Since 2024, several foreign groups have taken the OFS approach for their Indian units. Examples include Carraro of Italy, Norway's Orkla, and U.S.-based Tenneco Clean Air. The one notable exception among recent foreign listings was Bupa's India health-insurance unit, Niva Bupa. Its IPO combined $84 million of fresh fundraising with a larger $146 million OFS component. In a statement, Niva Bupa said the structure "balanced the company’s capital requirements with shareholder objectives, with the fresh capital supporting growth plans and the OFS providing partial liquidity to existing investors."

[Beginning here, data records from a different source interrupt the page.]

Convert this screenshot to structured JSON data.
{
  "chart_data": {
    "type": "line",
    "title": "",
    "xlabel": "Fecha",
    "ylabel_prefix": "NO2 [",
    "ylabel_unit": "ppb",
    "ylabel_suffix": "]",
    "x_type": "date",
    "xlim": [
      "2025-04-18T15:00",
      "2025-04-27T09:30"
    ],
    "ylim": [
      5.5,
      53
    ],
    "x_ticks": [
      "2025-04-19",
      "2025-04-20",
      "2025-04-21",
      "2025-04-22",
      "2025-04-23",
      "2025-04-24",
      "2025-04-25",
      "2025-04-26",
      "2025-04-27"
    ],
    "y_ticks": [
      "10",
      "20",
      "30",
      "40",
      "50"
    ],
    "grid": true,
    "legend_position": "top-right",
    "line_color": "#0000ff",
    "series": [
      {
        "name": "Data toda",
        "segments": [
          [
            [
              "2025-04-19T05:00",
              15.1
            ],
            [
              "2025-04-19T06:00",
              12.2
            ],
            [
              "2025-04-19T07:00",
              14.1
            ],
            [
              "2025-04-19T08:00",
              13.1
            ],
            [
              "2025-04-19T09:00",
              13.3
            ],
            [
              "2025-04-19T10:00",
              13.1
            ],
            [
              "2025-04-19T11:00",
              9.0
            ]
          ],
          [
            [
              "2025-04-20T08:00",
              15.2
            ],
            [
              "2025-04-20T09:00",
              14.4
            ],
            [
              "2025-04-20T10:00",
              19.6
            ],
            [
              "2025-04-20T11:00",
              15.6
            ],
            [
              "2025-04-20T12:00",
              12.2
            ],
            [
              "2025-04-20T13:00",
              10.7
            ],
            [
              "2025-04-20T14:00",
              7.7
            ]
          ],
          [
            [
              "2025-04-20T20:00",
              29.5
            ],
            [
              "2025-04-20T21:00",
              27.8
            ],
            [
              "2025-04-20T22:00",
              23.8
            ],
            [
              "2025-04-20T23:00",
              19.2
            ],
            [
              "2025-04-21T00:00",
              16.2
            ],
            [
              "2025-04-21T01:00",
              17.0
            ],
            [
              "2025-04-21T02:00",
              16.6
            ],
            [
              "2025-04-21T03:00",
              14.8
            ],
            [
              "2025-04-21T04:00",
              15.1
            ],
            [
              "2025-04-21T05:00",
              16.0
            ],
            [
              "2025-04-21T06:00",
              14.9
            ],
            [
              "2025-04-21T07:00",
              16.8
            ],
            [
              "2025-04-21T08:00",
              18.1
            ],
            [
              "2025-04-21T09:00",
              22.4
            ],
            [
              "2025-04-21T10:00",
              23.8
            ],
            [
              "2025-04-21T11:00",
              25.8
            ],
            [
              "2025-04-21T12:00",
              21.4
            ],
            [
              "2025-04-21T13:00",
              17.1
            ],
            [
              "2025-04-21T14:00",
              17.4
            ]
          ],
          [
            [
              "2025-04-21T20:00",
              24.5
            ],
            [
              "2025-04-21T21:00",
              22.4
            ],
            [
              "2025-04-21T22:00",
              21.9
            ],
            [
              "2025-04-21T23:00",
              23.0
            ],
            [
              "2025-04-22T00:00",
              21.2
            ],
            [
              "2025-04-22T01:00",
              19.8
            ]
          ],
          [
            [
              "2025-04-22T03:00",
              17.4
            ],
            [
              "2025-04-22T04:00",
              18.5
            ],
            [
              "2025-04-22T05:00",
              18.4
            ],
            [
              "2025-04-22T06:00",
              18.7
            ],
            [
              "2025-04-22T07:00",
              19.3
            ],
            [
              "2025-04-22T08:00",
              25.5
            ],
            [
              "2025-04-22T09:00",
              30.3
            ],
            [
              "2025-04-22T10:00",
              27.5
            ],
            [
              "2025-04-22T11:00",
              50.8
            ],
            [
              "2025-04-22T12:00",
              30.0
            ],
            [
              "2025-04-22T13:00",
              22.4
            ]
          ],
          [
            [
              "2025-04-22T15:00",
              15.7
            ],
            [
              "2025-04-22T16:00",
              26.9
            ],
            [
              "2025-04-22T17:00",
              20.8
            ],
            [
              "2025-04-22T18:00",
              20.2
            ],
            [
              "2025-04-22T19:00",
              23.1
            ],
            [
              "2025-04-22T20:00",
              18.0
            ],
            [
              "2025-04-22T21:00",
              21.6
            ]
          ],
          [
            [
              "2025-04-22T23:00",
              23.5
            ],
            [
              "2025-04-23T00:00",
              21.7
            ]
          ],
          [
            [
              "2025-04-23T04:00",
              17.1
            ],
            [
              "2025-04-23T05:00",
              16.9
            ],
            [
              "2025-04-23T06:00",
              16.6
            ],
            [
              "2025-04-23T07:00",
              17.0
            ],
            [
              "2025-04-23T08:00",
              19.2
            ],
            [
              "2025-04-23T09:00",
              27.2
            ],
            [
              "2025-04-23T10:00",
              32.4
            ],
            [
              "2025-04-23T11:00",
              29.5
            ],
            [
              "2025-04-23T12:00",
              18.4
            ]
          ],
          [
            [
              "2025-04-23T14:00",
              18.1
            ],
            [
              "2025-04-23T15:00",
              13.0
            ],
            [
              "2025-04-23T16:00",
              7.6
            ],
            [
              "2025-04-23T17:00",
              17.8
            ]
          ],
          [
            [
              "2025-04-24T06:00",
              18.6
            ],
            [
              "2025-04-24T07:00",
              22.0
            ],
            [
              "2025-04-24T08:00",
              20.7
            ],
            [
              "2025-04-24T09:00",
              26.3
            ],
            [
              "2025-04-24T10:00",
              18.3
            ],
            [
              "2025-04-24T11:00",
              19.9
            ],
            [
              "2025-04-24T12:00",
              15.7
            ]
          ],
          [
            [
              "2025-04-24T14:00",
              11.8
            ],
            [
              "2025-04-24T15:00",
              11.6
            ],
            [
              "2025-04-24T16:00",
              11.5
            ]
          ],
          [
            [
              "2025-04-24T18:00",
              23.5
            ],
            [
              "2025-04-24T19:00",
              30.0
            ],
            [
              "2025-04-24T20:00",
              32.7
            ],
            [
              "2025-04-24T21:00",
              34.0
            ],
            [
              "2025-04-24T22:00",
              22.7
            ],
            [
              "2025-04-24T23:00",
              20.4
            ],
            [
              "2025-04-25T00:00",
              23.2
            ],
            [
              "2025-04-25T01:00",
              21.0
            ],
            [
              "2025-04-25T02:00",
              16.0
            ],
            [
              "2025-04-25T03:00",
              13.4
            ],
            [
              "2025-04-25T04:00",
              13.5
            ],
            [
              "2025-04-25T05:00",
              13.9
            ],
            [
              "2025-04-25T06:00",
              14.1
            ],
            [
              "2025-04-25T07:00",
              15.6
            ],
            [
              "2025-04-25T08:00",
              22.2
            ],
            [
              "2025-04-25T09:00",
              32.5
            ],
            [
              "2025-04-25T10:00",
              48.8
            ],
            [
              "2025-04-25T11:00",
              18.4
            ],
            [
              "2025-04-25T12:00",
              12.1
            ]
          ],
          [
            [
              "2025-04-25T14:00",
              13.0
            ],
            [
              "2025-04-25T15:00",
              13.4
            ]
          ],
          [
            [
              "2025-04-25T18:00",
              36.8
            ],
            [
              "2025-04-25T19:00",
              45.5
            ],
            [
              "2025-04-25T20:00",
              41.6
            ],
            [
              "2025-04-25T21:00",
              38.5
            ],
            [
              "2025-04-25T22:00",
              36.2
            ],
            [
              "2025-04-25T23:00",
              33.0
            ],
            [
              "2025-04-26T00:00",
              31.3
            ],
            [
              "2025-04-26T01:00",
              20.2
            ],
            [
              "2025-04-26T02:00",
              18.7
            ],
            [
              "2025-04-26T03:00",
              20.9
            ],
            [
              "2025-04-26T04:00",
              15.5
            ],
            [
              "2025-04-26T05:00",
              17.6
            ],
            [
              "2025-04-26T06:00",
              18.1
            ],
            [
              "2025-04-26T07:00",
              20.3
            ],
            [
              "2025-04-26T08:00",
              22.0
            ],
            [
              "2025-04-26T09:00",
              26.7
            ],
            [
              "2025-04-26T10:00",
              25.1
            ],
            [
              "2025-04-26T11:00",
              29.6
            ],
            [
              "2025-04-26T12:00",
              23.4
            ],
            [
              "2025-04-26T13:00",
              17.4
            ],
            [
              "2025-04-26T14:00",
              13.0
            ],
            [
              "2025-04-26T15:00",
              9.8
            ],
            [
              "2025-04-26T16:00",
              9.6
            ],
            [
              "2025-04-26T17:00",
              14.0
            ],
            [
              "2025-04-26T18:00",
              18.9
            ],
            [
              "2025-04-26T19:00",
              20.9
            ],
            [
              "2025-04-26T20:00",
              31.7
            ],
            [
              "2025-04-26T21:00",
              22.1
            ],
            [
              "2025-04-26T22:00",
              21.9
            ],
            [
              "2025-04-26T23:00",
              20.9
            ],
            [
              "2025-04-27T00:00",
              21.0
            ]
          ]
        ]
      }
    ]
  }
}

Outlook and unanswered questions
The jury remains out on whether the OFS-heavy pattern will alter market dynamics over the longer term. Regulatory filings show a substantial pipeline: LSEG data indicate India was the world's second-largest IPO market in 2025 after the United States, with 367 listings raising $21.8 billion. At the same time, regulatory sources show about $26 billion of IPOs are awaiting approval.
Lawyers and bankers say the present mix of high local valuations and a domestic investor base keen to buy these names make OFS transactions attractive to parent companies seeking liquidity. But commentators also note the tension between short-term shareholder returns for global parents and the traditional public-market function of channeling capital into growth for listed firms in India.
Until authorities indicate otherwise, the pattern of repatriation through secondary offerings appears set to continue, with implications for capital flows, equity valuations of Indian subsidiaries, and currency stability.